This panel will bring together two distinct and influential artists to discuss how each, within the practices of video, photography and architecture, engages with audiences in order to provoke reflections on culture, politics and the lived environment. What role do artistic concepts have in communicating new experiences or ways to understand the world we live in?
Bio
Mariko Mori
Ms. Mariko Mori is an internationally acclaimed artist whose work has been acquired by museums and private collectors worldwide. Mori gained recognition for her interactive installation, WAVE UFO, which was included in the 2005 Venice Biennale. It was also featured in Oneness, a survey of Mori’s work that opened at the Groninger Museum, the Netherlands, then traveled to the Aros Aarhus Kunstmuseum, Denmark, the Pinchuk Art Centre Ukraine, and the Centro Cultural Banco do Brasil, in Brasília, Rio de Janeiro and São Paulo, Brazil.
Ms. Mori’s monumental installations have been exhibited throughout the world, including Centre Georges Pompidou, Paris; the Prada Foundation, Milan; The Brooklyn Museum of Art, New York; The Museum of Contemporary Art, Chicago, The Serpentine Gallery, London; The Los Angeles County Museum of Art. Her works have been in collections at The Guggenheim Museum, New York; Centre Georges Pompidou, Paris; the Prada Foundation, Milan; The Museum of Contemporary Art, Chicago; The Israel Museum, Jerusalem; The Los Angeles County Museum of Art; The Pinchuk Arts Centre, Kiev; The Museum of Modern Art, New York.
She has received various awards including the prestigious Menzioni d’Onore at the 47th Venice Biennale in 1997 and the 8th Annual Award as a promising Artist and Scholar in the Field of Contemporary Japanese Art in 2001 from Japan Cultural Arts Foundation.
Shirin Neshat
Although Shirin Neshat lives and works in the United States, her artwork explores issues of her native Islamic society, especially the position of women.

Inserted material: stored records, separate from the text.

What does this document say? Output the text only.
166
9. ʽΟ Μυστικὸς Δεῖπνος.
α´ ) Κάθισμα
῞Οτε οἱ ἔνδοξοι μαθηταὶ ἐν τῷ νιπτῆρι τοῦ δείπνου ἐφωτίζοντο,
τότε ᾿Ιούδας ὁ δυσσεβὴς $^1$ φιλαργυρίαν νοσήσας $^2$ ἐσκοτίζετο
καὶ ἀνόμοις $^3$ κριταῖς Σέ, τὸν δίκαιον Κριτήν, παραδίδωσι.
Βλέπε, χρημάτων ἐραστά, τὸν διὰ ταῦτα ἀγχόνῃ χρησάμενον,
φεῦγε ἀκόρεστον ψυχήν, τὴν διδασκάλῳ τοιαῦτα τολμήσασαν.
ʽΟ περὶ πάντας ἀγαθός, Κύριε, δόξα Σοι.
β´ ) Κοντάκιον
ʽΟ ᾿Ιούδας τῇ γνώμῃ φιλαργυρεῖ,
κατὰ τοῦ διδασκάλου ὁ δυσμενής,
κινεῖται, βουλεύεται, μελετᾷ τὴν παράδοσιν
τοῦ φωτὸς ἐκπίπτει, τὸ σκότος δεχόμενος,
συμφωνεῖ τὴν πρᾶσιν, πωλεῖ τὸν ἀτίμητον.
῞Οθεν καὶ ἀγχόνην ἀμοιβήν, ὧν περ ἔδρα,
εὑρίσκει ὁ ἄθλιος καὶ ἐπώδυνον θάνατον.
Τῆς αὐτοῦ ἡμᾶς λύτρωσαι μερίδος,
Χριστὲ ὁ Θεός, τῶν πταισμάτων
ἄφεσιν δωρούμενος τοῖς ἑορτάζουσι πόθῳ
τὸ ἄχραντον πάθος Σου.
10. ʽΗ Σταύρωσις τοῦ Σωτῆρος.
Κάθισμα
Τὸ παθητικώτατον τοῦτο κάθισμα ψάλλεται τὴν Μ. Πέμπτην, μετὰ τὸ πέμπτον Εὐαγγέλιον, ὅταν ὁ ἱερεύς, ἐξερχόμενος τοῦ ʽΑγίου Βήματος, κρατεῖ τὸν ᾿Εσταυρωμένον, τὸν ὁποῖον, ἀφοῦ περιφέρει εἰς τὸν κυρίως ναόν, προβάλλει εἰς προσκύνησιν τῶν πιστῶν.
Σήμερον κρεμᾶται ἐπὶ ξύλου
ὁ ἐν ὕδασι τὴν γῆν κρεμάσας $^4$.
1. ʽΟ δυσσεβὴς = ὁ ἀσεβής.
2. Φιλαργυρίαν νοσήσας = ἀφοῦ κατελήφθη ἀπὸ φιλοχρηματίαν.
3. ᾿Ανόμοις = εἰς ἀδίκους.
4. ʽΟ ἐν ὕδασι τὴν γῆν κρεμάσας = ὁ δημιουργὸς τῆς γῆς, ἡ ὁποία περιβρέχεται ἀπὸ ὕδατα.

She uses the specifics of her background culture to create works that communicate universal ideas about loss, meaning, and memory. Neshat’s most recent work has consisted of films in the form of dual video projections. By projecting images on opposing walls, the viewer, who stands in the middle of this work, is engaged in a visual conversation, physically experiencing both screens, thus eliminating the passivity permitted by traditional cinema situations. Neshat’s new film, Soliloquy, which she directed and acted in and is being premiered at the Carnegie International, tells the story of a Muslim woman who is in constant negotiation between East and West, between tradition and present-day pressures.
Shirin Neshat’s photographs and videos have been included in many international exhibitions, including Jurassic Technologies Revenant, the 10th Biennale of Sydney (1996); 5th International Istanbul Biennale and Trade Routes: History and Geography. 2nd Johannesburg Biennale (1997); Unfinished History, Walker Art Center, Minneapolis, Minnesota (1998) and Museum of Contemporary Art, Chicago (1999); and Exploding Cinema, Museum Boijmans Van Beuningen, Rotterdam, Heavenly Figure, Kunsthalle Düsseldorf, Zeitwenden, Rheinisches Landesmuseum, Bonn, in cooperation with Kunstmuseum, Bonn, SITE Santa Fe, New Mexico, La Ville, le Jardin, la Mémoire-1998, 2000, 1999, Académie de France, Villa Medici, Rome, and 48th Venice Biennale (1999). In 1996 Neshat's work was presented by Creative Time for Anchorage, Brooklyn Bridge, New York. Solo exhibitions of Neshat's work have been presented at Franklin Furnace, New York (1993); Centre d'art contemporain, Fribourg (1996); Museum of Modern Art, Ljubljana (1997); Whitney Museum of American Art at Philip Morris, New York, and Tate Gallery of Modern Art at St. Mary-le-Bow Church, Cheapside, London (1998); and The Art Institute of Chicago (1999). In 1996 Neshat was awarded a grant from the Louis Comfort Tiffany Foundation.